I really ought to get in touch with Hannah and Zach, my rides out from Ft. Kent, soon.  My last email was kind of frantic and vague, since I was scrambling to get back on the water.  They deserve a more committed, concrete answer.  I’m definitely going to be on to the Allagash no later than Saturday morning, done with Map 12 by Saturday night, and blazing through Map 13 by next week.  I’ll for sure be done and having my library vacation by the 1st.  It’s all pretty certain—now I just have to relay that.


Things Learned: 


+ Nothing beats a Lake bath.  At the end of the day, at least at this time of year, the lakes have soaked up the sun and are good and warm, at least up to a couple feet deep.  Chamberlain was like a tub this evening, and the rocks were smooth and warm.

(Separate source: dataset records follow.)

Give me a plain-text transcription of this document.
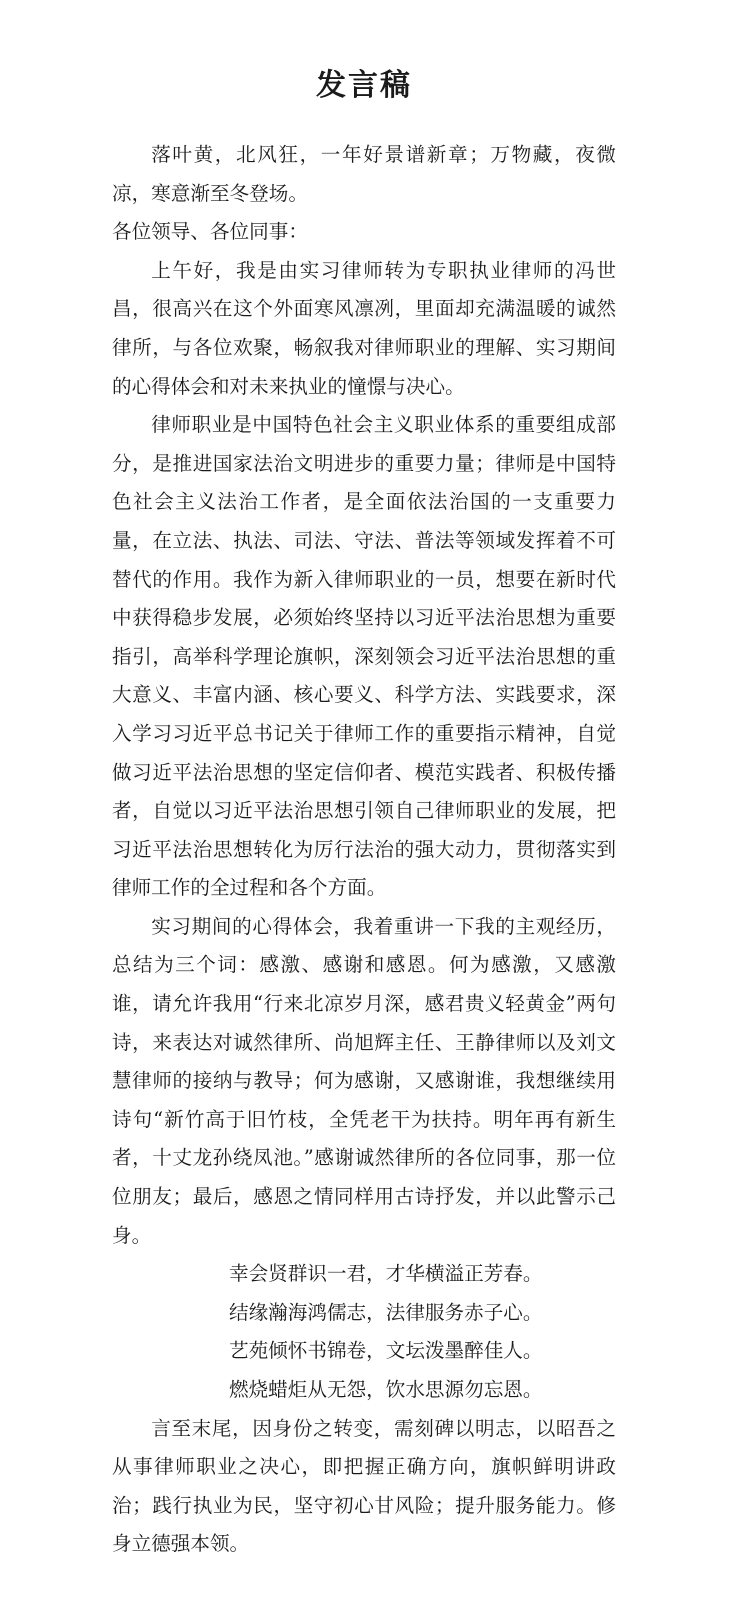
发言稿

落叶黄，北风狂，一年好景谱新章；万物藏，夜微凉，寒意渐至冬登场。

各位领导、各位同事：

上午好，我是由实习律师转为专职执业律师的冯世昌，很高兴在这个外面寒风凛冽，里面却充满温暖的诚然律所，与各位欢聚，畅叙我对律师职业的理解、实习期间的心得体会和对未来执业的憧憬与决心。

律师职业是中国特色社会主义职业体系的重要组成部分，是推进国家法治文明进步的重要力量；律师是中国特色社会主义法治工作者，是全面依法治国的一支重要力量，在立法、执法、司法、守法、普法等领域发挥着不可替代的作用。我作为新入律师职业的一员，想要在新时代中获得稳步发展，必须始终坚持以习近平法治思想为重要指引，高举科学理论旗帜，深刻领会习近平法治思想的重大意义、丰富内涵、核心要义、科学方法、实践要求，深入学习习近平总书记关于律师工作的重要指示精神，自觉做习近平法治思想的坚定信仰者、模范实践者、积极传播者，自觉以习近平法治思想引领自己律师职业的发展，把习近平法治思想转化为厉行法治的强大动力，贯彻落实到律师工作的全过程和各个方面。

实习期间的心得体会，我着重讲一下我的主观经历，总结为三个词：感激、感谢和感恩。何为感激，又感激谁，请允许我用“行来北凉岁月深，感君贵义轻黄金”两句诗，来表达对诚然律所、尚旭辉主任、王静律师以及刘文慧律师的接纳与教导；何为感谢，又感谢谁，我想继续用诗句“新竹高于旧竹枝，全凭老干为扶持。明年再有新生者，十丈龙孙绕凤池。”感谢诚然律所的各位同事，那一位位朋友；最后，感恩之情同样用古诗抒发，并以此警示己身。

幸会贤群识一君，才华横溢正芳春。

结缘瀚海鸿儒志，法律服务赤子心。

艺苑倾怀书锦卷，文坛泼墨醉佳人。

燃烧蜡炬从无怨，饮水思源勿忘恩。

言至末尾，因身份之转变，需刻碑以明志，以昭吾之从事律师职业之决心，即把握正确方向，旗帜鲜明讲政治；践行执业为民，坚守初心甘风险；提升服务能力。修身立德强本领。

+ I have a “smoke ‘em if you got ‘em” approach to rations.  This might not be a good thing.

Trail Magic: 

+ I did that infamous Carry, just like Thoreau back in teh day.  Everyone along this Trail segment is enamoured with Thoreau because he passed through here that one time a hundred years ago.  I guess I'm spoiled with my Thoreau exposure, living down the street from Harvard and within biking distance to Walden.  Also, the romance is kind of lost when you're thigh-deep in a moose-tracks sundae made literal.



+ I'm into the very charming Allagash Wilderness Waterway campsites, which are each equipped with privvy, spacious picnic table, fire ring, and over-table hang bar for easy tarp pitching.  It's a very Maine setup, and I like it a lot.

An Allagash site.  Courtesy of a previous NFCT paddler, Laurie Chandler, whose excellent blog is lauriesadventures.files.wordpress.com .

+ I had a solid poop today!  Go me and my revised fiber intake!


+ Just as I was hopeless and sad at the end of the Mud Brook psych-out snowmobile track, out in the mudflats and thinking I was about to be set upon by Uruk-hai, I spotted some motion about 10 meters away.  Fortunately I had my deckbag handy and could dig out my binos: turned out to be a family of three river otters.  I found a rock to perch on and got to watch them for about half an hour, sliding between the rocks, rolling in the mud, play fighting, and having a grand time.  It was just the pick-me-up I needed, and it was good to see that someone was enjoying that cesspool.